Abirached's memoir Mourir, partir, revenir - Le Jeu des hirondelles was the first graphic novel to be awarded the FACE French Voices Grant for publication of a contemporary French-language work in English, given by the PEN American Center and the French Embassy. It was published by the Graphic Universe division of Lerner Publishing Group in 2012 under the title A Game for Swallows: To Die, To Leave, To Return. Through her works, she portrays not just the memoirs of the civil war in Lebanon, but also reclaims a history that has been either ignored by official accounts of the war or been forgotten completely. I remember Beirut, one of her graphic novels which have been translated into English, was inspired by the famous French author Georges Perec.

The Centre Belge de la Bande Déssinée (The Comics Art Museum) in Brussels included Zeina Abirached and her book Le Piano oriental in a permanent exhibit called "The Art of the Comic Strip."

==Publications==
- (2023) Le prophète. Adaptation of The Prophet by Kahlil Gibran. Paris: Seghers.
- (2018) Prendre refuge. Co-written with Mathias Énard.
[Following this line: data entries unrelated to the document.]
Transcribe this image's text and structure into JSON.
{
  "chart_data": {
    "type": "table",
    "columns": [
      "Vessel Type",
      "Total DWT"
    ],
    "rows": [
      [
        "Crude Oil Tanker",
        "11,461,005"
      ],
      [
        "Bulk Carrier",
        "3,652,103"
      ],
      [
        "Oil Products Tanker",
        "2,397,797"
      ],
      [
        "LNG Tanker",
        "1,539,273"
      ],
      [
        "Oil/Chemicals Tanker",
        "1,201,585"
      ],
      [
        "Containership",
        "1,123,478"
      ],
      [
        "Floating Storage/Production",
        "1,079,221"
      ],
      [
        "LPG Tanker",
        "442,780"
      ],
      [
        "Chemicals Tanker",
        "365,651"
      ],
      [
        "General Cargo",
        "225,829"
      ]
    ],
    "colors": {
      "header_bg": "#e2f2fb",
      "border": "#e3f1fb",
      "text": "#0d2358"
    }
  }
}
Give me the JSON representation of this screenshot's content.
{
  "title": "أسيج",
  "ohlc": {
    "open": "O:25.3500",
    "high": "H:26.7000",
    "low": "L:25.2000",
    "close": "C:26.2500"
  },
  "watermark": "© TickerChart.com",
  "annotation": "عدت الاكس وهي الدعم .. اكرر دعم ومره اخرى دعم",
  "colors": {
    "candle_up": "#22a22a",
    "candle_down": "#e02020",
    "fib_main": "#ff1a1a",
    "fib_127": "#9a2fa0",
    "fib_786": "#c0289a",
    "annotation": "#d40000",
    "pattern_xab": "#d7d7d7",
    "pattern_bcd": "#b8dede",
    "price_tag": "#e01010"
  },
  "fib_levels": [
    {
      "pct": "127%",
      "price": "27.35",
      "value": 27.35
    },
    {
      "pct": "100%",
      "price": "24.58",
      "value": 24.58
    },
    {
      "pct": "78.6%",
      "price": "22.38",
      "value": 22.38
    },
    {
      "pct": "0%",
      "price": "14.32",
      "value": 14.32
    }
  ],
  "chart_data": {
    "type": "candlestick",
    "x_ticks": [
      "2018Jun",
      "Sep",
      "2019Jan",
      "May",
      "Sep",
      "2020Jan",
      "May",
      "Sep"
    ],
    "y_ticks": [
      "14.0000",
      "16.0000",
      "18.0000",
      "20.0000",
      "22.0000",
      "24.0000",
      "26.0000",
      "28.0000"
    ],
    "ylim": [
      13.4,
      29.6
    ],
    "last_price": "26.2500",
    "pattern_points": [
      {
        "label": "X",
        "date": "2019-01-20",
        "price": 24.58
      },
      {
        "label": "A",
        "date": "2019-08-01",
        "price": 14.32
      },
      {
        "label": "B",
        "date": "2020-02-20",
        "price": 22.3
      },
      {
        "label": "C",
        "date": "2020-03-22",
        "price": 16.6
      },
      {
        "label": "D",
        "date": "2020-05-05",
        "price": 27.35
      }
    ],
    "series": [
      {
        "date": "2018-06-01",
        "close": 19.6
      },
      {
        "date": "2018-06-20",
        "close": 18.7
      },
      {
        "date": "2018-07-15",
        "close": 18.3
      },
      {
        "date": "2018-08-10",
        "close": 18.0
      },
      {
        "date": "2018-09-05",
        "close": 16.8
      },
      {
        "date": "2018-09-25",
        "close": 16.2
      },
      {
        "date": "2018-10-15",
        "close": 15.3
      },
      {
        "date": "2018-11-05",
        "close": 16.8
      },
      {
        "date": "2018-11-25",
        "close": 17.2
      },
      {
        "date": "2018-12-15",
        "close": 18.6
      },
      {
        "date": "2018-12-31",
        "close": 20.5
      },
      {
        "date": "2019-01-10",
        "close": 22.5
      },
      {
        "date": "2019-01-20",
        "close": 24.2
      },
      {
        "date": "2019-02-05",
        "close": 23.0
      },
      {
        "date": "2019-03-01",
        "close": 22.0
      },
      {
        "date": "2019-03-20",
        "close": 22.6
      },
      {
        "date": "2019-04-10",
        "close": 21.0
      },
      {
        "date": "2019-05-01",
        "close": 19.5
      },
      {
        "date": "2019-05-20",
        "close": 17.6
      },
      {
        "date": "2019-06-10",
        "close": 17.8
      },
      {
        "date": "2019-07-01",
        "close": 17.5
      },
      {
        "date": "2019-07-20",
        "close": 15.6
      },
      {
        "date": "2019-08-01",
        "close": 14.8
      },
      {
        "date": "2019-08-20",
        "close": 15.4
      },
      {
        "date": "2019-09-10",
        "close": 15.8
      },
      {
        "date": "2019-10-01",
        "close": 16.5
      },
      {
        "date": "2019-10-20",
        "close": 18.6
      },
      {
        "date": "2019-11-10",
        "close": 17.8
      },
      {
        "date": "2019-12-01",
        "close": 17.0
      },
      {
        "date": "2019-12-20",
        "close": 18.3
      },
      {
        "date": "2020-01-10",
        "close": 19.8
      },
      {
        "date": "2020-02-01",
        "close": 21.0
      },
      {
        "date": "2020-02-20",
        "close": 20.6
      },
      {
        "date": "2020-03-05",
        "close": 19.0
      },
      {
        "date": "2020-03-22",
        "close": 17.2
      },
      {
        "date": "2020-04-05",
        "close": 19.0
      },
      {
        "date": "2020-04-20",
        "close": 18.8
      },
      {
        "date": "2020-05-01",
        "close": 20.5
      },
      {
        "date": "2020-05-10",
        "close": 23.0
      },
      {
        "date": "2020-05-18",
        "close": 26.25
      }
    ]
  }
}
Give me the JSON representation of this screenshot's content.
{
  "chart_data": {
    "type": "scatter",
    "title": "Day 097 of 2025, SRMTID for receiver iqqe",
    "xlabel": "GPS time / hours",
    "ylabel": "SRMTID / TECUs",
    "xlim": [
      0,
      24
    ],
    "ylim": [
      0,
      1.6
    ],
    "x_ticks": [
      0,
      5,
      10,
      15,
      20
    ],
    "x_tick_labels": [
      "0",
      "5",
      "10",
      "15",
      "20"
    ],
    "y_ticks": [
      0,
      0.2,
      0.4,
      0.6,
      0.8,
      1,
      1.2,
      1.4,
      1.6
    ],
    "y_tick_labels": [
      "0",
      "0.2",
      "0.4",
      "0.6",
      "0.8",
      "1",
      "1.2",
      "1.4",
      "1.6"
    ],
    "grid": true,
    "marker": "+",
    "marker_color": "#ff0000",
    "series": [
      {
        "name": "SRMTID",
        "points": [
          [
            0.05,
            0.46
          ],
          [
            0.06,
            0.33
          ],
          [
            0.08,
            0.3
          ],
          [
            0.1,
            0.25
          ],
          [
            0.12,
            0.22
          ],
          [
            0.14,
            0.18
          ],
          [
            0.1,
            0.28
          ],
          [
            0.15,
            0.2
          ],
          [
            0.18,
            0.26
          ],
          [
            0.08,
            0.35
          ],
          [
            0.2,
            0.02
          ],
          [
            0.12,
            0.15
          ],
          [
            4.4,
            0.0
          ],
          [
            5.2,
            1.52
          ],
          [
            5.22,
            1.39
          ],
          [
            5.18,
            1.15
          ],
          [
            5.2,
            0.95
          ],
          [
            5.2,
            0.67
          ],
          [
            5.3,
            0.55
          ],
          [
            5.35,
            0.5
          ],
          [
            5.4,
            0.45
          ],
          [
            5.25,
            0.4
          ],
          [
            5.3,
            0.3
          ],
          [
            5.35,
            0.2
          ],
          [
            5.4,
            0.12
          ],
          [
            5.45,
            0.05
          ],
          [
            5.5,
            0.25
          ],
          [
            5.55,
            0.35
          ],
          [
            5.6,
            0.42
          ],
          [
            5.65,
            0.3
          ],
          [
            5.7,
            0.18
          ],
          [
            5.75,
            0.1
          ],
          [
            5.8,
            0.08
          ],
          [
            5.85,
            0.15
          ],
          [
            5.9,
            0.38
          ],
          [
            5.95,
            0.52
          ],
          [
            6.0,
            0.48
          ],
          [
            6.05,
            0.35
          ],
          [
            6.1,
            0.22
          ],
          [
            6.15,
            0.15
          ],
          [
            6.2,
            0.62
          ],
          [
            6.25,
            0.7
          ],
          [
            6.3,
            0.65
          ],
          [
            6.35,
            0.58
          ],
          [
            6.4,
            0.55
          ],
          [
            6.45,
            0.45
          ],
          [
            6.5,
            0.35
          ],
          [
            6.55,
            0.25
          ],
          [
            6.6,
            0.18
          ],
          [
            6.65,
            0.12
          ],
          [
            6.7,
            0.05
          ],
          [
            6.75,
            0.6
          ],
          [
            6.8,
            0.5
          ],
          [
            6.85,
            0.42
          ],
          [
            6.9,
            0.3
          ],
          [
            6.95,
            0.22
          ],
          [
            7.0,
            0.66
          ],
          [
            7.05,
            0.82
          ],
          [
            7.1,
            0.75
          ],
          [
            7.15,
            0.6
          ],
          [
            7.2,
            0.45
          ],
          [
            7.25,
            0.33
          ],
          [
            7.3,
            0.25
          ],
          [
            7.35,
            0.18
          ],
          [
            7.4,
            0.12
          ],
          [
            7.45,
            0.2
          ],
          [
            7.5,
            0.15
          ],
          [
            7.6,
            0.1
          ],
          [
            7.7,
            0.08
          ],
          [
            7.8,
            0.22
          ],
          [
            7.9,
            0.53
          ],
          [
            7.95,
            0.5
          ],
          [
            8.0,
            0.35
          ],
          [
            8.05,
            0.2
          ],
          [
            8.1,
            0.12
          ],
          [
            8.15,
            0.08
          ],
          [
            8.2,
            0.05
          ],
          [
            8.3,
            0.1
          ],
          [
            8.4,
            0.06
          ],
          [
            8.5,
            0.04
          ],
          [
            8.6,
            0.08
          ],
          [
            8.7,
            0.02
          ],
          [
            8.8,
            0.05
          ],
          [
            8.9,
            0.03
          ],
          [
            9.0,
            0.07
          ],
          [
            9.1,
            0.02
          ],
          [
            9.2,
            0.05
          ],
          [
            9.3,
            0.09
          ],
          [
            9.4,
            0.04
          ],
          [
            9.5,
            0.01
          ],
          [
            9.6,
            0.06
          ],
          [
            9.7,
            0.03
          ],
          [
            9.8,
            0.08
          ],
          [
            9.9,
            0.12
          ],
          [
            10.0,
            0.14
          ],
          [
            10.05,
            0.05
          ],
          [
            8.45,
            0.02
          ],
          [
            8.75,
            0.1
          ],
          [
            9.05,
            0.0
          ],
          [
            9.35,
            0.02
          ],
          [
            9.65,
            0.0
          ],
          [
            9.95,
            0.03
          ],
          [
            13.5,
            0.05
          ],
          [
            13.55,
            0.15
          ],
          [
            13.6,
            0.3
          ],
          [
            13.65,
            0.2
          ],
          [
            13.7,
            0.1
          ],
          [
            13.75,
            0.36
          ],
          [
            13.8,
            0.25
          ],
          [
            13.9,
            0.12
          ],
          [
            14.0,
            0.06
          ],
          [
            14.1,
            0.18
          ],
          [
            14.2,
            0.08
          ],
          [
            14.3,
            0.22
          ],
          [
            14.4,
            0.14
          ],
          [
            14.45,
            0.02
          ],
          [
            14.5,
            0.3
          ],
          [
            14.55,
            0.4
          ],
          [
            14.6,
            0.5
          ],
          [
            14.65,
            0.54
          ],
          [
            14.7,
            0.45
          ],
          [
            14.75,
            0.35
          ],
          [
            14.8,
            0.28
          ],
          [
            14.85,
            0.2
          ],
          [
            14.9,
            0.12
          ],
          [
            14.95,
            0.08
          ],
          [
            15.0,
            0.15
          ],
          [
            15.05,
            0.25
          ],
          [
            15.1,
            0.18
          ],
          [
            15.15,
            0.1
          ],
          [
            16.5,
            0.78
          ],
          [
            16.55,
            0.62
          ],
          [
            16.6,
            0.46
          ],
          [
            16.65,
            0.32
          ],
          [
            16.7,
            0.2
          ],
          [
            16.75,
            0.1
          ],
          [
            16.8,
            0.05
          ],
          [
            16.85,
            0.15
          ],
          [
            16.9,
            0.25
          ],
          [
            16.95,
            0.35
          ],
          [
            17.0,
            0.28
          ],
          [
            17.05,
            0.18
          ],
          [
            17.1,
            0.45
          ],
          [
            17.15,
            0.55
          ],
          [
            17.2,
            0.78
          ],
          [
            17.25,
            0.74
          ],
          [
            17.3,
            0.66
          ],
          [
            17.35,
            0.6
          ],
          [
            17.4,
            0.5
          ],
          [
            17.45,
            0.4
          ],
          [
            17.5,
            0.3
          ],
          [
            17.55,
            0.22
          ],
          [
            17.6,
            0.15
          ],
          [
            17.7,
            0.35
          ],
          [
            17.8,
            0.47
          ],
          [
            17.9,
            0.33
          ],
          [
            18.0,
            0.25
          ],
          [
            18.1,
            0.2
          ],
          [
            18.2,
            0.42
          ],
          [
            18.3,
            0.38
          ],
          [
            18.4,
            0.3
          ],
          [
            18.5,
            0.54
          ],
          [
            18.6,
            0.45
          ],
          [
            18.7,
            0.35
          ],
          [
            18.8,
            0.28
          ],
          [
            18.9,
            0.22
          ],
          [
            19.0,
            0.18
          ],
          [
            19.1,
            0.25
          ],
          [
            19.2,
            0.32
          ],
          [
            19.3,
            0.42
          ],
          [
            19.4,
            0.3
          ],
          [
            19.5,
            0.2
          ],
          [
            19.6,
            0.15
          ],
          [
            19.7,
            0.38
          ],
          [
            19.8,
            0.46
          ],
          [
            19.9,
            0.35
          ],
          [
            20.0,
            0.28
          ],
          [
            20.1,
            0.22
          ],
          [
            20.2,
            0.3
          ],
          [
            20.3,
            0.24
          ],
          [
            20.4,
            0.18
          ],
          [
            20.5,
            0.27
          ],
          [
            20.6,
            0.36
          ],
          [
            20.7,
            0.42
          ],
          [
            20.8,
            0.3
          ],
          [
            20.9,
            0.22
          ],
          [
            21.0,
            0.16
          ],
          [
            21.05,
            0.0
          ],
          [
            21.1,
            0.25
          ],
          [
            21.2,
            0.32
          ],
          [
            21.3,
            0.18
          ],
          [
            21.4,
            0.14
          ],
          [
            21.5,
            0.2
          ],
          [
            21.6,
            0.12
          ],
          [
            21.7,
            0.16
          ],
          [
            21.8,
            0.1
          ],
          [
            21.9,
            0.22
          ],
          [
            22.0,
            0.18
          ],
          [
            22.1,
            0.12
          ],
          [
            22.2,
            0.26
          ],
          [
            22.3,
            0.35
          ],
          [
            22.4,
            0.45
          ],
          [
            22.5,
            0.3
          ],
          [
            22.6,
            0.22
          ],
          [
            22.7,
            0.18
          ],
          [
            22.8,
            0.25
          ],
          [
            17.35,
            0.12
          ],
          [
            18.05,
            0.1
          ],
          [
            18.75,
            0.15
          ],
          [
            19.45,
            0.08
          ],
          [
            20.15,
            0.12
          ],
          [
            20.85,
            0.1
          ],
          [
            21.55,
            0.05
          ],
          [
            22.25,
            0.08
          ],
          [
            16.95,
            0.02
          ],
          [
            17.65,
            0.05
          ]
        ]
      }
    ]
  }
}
Tournai: Casterman.
- (2015) Le piano oriental. Tournai: Casterman.
- (2012) Mourir, partir, revenir - Le Jeu des hirondelles. Paris: Cambourakis.
  - Translated as A Game for Swallows: To Die, To Leave, To Return. Graphic Universe/Lerner Publishing Group. (2012)
- (2011) Agatha de Beyrouth. Paris: Cambourakis.
- (2009) Je me souviens. Paris: Cambourakis.
- (2006) 38, rue Youssef Semaani. Paris: Cambourakis.
- (2006) Beyrouth Catharsis. Paris: Cambourakis.